I know what you're saying now. You're saying ``But Anon, what if somebody wants to add a DeflectorShield object and a Sensor object and all these other types of objects. Do you really want me to add new LinkedList objects to my ship for every single type just to handle these?'' Well, yes! Or rather, I want you to sanely organize your component hierarchy from the beginning. Even if you stuff them all together like you have now for the sake of type ignorance, your damn universal Visitor object is going to look like
And guess what? Polymorphism isn't free! So enjoy having your VisitorWhichRefillsTheCaptainsPersonalFishTank walk through every other item on your goddamn ship every time that fish needs its water changed.
``Oh, Anon, that's no problem!'' you say. ``I'll just use option 2: separate everything into a type hierarchy so that the visitor visits generic objects and uses instanceof''. So now you have instanceof checks littering every single Visitor you write, and all those checks are running slower than the polymorphic version because you aren't as good at type-checking as the engineers that implemented the language.
Furthermore, if you still are dead-set on cramming all your objects into one collection space and separating them into groups at run-time for every single action, how would you handle something as simple as ``find out how many engines are currently installed on the ship''? If you separate your hierarchy correctly from the beginning, it's trivial. return allEngines.size();. If you don't have properly segregated components, you're going to have to type-check every salt-shaker in Ten Forward every time you bring up the weapon selection menu!
``Oh, you don't understand,'' you say. ``I do have a sane hierarchy set up internally, this is just the external interface, for when other people want to do things to my internal components. I just don't want to have a getAllEngines() method for security reasons.'' I have two responses to that.

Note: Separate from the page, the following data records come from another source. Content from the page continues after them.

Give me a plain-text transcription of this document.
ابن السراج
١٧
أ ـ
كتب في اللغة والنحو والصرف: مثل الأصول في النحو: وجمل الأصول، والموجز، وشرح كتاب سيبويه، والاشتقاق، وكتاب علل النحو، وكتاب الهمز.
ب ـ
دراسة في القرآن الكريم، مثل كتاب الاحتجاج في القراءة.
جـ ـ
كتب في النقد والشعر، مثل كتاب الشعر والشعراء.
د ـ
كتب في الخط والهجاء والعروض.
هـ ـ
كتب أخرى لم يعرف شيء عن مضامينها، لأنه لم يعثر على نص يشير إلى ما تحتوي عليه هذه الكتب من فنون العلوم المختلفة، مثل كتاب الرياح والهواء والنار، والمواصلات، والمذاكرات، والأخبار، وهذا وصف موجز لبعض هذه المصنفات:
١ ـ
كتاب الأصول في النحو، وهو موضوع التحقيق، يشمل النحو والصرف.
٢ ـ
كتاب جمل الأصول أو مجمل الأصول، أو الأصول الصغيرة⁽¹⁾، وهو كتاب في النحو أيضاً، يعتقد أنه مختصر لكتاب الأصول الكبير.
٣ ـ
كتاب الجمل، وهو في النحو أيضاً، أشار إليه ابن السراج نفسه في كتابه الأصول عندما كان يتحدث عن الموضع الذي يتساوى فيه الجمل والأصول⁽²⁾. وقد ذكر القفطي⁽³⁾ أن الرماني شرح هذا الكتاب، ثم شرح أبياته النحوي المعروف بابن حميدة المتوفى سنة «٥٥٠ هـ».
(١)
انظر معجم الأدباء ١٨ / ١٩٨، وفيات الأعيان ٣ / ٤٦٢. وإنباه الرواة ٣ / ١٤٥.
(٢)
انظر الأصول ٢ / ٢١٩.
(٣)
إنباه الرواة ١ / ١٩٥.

First, you're an idiot. Return an Iterator that doesn't implement remove().
Second, you've admitted now that there is actually no need for your ShipPartVisitor interface. What you actually want are ShipEngineVisitors and ShipWeaponVisitors. The visitor pattern in general makes me want to vomit, but if you want to use it on your ship, you can do so without a mile-long interface or instanceof checks everywhere. If you want a thing that visits both the engines and the weapons, you just implement both and call visitEngines(foo); visitWeapons(foo);. (Note that this does not reintroduce the run-time polymorphism issue, because your accept(...){...visit(this);} methods are declared and executed in the context of knowing exactly what the class of the visitee is, so the work can be done at compile-time.)

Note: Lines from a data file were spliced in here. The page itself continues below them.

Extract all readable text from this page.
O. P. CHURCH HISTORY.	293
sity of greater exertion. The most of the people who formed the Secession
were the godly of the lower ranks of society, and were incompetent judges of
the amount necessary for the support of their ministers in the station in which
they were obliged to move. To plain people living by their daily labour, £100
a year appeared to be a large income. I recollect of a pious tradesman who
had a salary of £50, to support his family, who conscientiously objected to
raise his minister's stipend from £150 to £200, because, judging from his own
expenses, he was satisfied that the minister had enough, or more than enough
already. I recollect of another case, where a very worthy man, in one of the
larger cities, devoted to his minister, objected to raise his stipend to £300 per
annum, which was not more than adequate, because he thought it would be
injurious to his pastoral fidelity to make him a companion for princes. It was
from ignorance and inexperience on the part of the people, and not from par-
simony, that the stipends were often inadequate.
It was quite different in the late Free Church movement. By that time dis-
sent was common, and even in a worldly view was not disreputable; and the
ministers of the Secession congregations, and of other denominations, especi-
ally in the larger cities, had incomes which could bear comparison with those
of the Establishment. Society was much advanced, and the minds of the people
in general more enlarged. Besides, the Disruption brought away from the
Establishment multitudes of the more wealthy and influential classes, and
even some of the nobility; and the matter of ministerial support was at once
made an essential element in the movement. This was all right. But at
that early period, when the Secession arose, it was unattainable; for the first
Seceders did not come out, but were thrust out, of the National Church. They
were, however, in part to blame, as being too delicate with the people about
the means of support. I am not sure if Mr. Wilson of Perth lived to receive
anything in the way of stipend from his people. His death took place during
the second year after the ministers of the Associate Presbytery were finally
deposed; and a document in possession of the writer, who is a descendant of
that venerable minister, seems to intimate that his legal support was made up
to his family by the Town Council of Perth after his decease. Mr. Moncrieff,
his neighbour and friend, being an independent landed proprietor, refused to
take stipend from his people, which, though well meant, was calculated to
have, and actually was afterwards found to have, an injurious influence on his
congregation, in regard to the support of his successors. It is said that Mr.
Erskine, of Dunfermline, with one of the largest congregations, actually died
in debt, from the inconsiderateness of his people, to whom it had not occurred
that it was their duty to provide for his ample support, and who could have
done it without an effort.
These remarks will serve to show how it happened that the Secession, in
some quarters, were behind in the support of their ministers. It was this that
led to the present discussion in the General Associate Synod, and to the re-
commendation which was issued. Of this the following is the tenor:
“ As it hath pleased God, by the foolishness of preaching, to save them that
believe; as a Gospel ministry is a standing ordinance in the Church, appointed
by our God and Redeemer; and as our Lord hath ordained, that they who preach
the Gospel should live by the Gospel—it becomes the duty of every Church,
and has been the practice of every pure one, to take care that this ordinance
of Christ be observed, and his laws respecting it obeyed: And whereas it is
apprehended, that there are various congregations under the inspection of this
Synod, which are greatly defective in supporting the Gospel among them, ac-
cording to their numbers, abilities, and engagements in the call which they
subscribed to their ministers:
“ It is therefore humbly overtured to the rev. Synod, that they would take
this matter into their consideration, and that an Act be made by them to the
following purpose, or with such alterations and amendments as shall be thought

The purpose of ship parts is that the parts will often be treated as a group (that's what I assumed, but it may be wrong); for example, when the ship is shot, the shot part would be desactivated, whatever its type is. These methods that work with all the parts as a group would have to be modified everytime I add a new type of ship part, because I'd add a new list for those.

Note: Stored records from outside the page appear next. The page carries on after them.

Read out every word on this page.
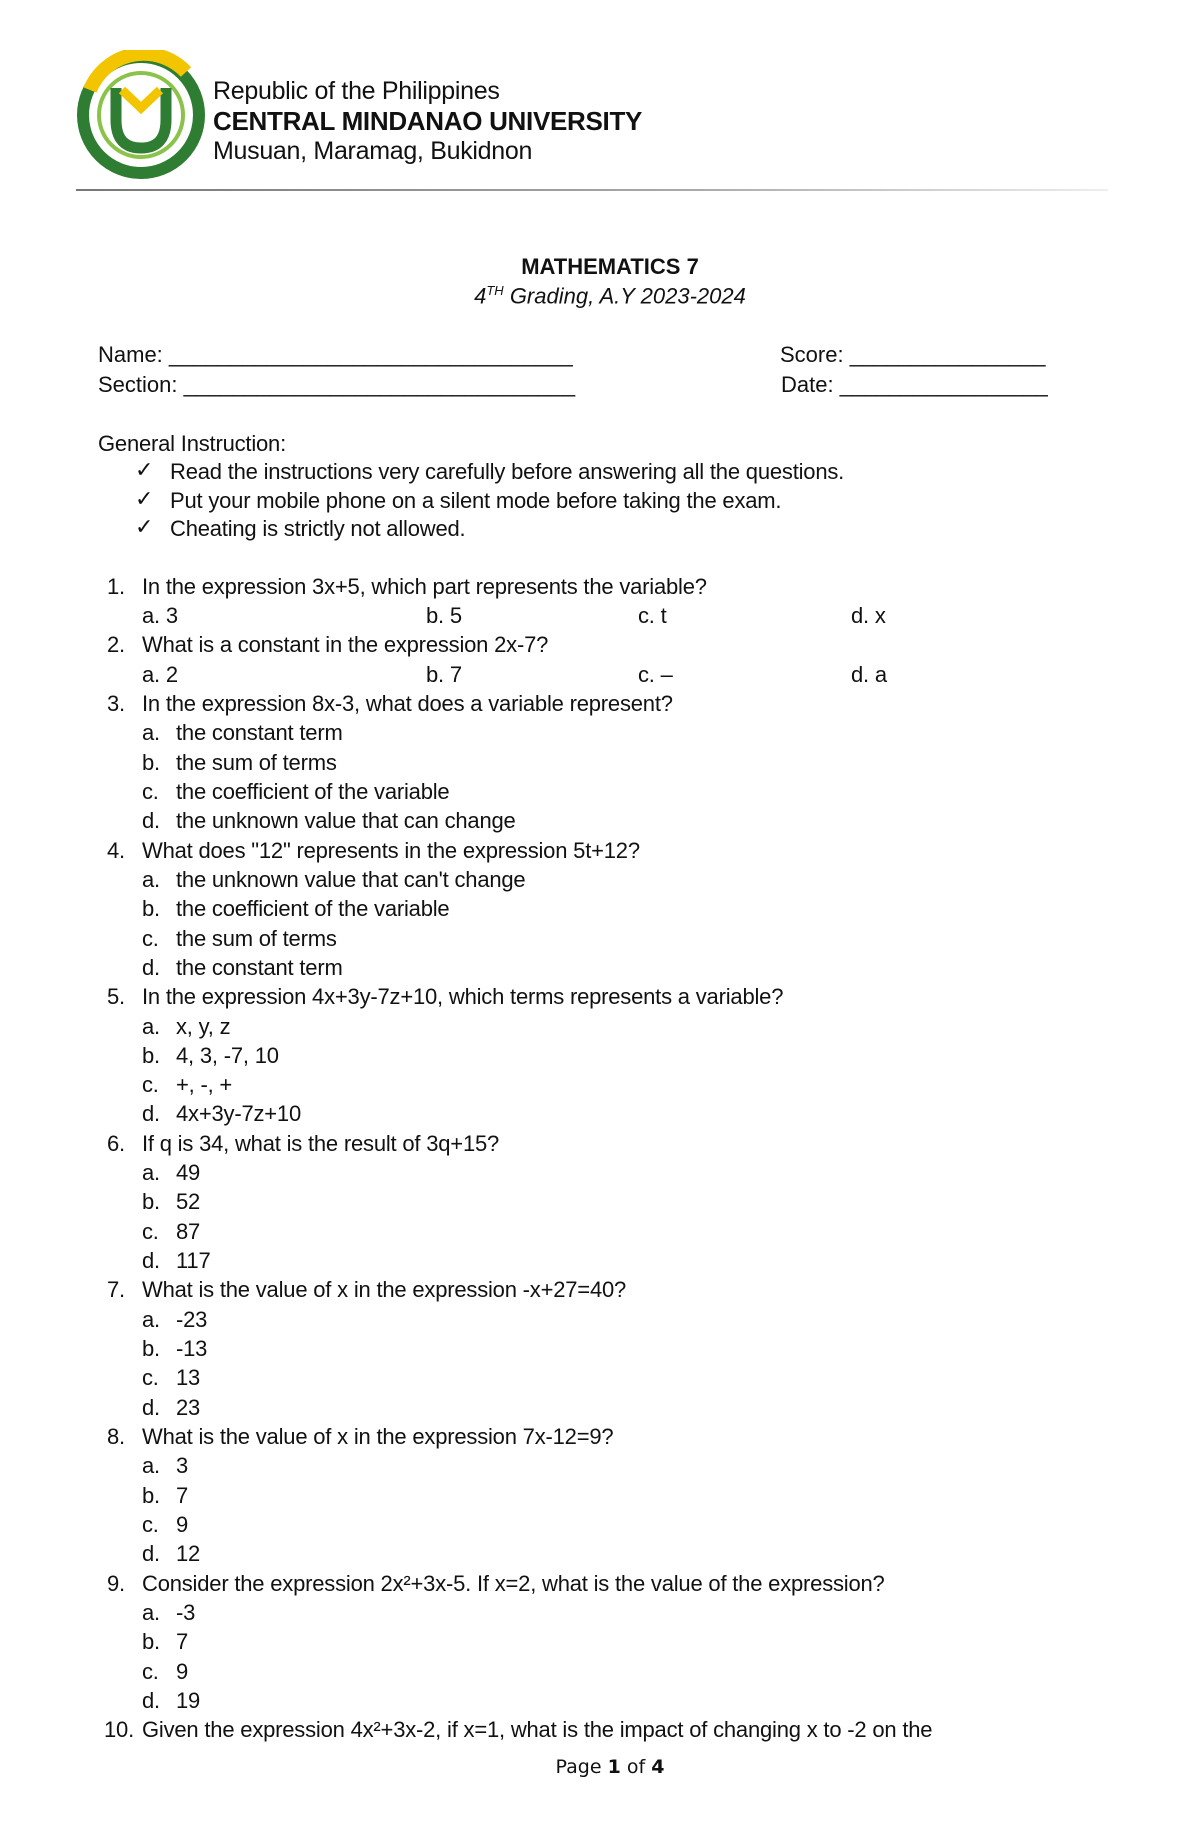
Republic of the Philippines
CENTRAL MINDANAO UNIVERSITY
Musuan, Maramag, Bukidnon
MATHEMATICS 7
4TH Grading, A.Y 2023-2024
Name: _________________________________	Score: ________________
Section: ________________________________	Date: _________________
General Instruction:
✓ Read the instructions very carefully before answering all the questions.
✓ Put your mobile phone on a silent mode before taking the exam.
✓ Cheating is strictly not allowed.
1. In the expression 3x+5, which part represents the variable?
a. 3	b. 5	c. t	d. x
2. What is a constant in the expression 2x-7?
a. 2	b. 7	c. –	d. a
3. In the expression 8x-3, what does a variable represent?
a. the constant term
b. the sum of terms
c. the coefficient of the variable
d. the unknown value that can change
4. What does "12" represents in the expression 5t+12?
a. the unknown value that can't change
b. the coefficient of the variable
c. the sum of terms
d. the constant term
5. In the expression 4x+3y-7z+10, which terms represents a variable?
a. x, y, z
b. 4, 3, -7, 10
c. +, -, +
d. 4x+3y-7z+10
6. If q is 34, what is the result of 3q+15?
a. 49
b. 52
c. 87
d. 117
7. What is the value of x in the expression -x+27=40?
a. -23
b. -13
c. 13
d. 23
8. What is the value of x in the expression 7x-12=9?
a. 3
b. 7
c. 9
d. 12
9. Consider the expression 2x²+3x-5. If x=2, what is the value of the expression?
a. -3
b. 7
c. 9
d. 19
10. Given the expression 4x²+3x-2, if x=1, what is the impact of changing x to -2 on the
Page 1 of 4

I thought about the parts count for a type, and yes, i would need to browse the whole part list to get this count; that sucks.
So I guess it all depends on what you usually do with the parts. If you often have to treat the independently, it would be better to use separate list for each ship part. Else, if you often treat the parts as a whole group, it would be better use a visitor for the rare cases where you must do operation based on type.
In this example, I think most operations are based on type, so splitting the ship parts in separate lists probably is a better idea.
If you don't have properly segregated components, you're going to have to type-check every salt-shaker in Ten Forward every time you bring up the weapon selection menu!
Instant classic!
I congratulate you on your excellent explanation (I wanted to explain to >>1 but I wouldn't have had the time to go in such amazing detail). You should go teach programming for a living (unless you already are).